Carrot Cake Cupcakes1 box carrot cake mix (dry package contents only)
4 room temperature eggs
3/4 cup buttermilk
1/3 cup canola oil
1/2 cup crushed pineapple, drained
Preheat oven to 350 dregees. Combine all the above ingredients in a bowl, mix with a mixer (hand held or stand mixer) for 2 minutes. Pour into lined cupcake liners and bake in preheated oven for 12-18 minutes until golden brown and done.
Pumpkin Butter Cupcakes
1 box cake mix (dry package contents only)
4 room temperature eggs
3/4 cup buttermilk
1/3 cup canola oil
1/2 cup pumpkin pie filling (or pumpkin butter)
Preheat oven to 350 dregees. Combine all the above ingredients in a bowl, mix with a mixer (hand held or stand mixer) for 2 minutes. Pour into lined cupcake liners and bake in preheated oven for 12-18 minutes until golden brown and done.
Chocolate Banana Cupcakes1 box cake mix (dry package contents only)
4 room temperature eggs
3/4 cup buttermilk
1/3 cup canola oil
1/2 cup mashed ripe banana
Preheat oven to 350 dregees. Combine all the above ingredients in a bowl, mix with a mixer (hand held or stand mixer) for 2 minutes. Pour into lined cupcake liners and bake in preheated oven for 12-18 minutes until golden brown and done.
Cream Cheese Frosting
2 (8 ounce) packages cream cheese,softened
1/2 cup butter, softened
2 cups sifted confectioners' sugar
1 teaspoon vanilla extract
In a medium bowl, cream together the cream cheese and butter until creamy. Mix in the vanilla, then gradually stir in the confectioners' sugar. Store in the refrigerator after use.
Vanilla Bean Buttercream Frosting
10 tablespoons unsalted butter, softened
1/2 vanilla bean, halved lengthwise
1 1/4 cups confectioners’ sugar (10 ounces)
Pinch salt
1/2 teaspoon vanilla extract
1 tablespoon heavy cream
In a standing mixer fitted with the whisk attachment, beat the butter at medium-high speed until smooth, about 20 seconds. Using a paring knife, scrape seeds from vanilla bean into butter and beat mixture at medium-high speed to combine, about 15 seconds.

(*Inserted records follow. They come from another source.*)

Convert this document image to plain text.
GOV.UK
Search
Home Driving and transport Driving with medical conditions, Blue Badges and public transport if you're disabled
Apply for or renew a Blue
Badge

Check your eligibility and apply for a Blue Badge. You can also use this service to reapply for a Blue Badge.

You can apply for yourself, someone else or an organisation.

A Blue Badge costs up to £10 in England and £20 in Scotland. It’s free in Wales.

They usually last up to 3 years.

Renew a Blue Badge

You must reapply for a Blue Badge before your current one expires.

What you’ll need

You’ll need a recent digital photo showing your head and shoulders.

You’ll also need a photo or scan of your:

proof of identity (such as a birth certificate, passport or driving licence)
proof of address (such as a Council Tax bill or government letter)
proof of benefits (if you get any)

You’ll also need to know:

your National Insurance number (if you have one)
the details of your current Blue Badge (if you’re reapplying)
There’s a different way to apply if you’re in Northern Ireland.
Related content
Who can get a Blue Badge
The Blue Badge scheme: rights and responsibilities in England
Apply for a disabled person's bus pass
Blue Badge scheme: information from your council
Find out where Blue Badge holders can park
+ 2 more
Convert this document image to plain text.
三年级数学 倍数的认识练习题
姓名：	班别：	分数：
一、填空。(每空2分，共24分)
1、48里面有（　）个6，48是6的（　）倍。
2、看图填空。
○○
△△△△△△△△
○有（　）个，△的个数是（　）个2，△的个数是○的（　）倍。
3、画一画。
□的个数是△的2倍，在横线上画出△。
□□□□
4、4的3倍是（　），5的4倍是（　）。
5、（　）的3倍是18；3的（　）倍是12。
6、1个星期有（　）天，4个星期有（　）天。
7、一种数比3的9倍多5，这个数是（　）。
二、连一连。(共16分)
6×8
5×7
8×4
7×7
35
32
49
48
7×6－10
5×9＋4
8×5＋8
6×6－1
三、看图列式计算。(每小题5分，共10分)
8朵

Add confectioners’ sugar and salt; beat at medium-low speed until most of the sugar is moistened, about 1 minute. Scrape down the bowl and beat at medium speed until mixture is fully incorporated, about 30 seconds; scrape bowl, add vanilla and heavy cream, and beat at medium speed until incorporated, about 20 seconds, then increase speed to medium-high and beat until light and fluffy, about 4 minutes, scraping down bowl once or twice.
Chocolate Buttercream Frosting
10 tablespoons unsalted butter, softened
1 cup confectioners’ sugar
Pinch salt
1/2 teaspoon vanilla extract
4 ounces bittersweet chocolate chips, melted and cooled
In standing mixer fitted with whisk attachment, beat butter at medium-high speed until smooth, about 20 seconds. Add confectioners' sugar and salt; beat at medium-low speed until most of the sugar is moistened, about 45 seconds. Scrape down bowl and beat at medium speed until mixture is fully combined, about 15 seconds; scrape bowl, add vanilla and beat at medium speed until incorporated, about 10 seconds, then reduce speed to low and gradually beat in chocolate. Increase speed to medium-high and beat until light and fluffy, about 4 minutes, scraping down bowl once or twice.
Peanut Butter Buttercream Frosting
8 tablespoons unsalted butter, softened
1/2 cup creamy peanut butter
3/4 cups confectioners’ sugar (10 ounces)
Pinch salt
1/2 teaspoon vanilla extract
1 tablespoon heavy cream
In standing mixer fitted with whisk attachment, beat butter and peanut butter at medium-high speed until smooth, about 20 seconds. Add confectioners' sugar and salt; beat at medium-low speed until most of the sugar is moistened, about 45 seconds. Scrape down bowl and beat at medium speed until mixture is fully combined, about 15 seconds; scrape bowl, add vanilla and heavy cream, and beat at medium speed until incorporated, about 10 seconds, then increase speed to medium-high and beat until light and fluffy, about 4 minutes, scraping down bowl once or twice.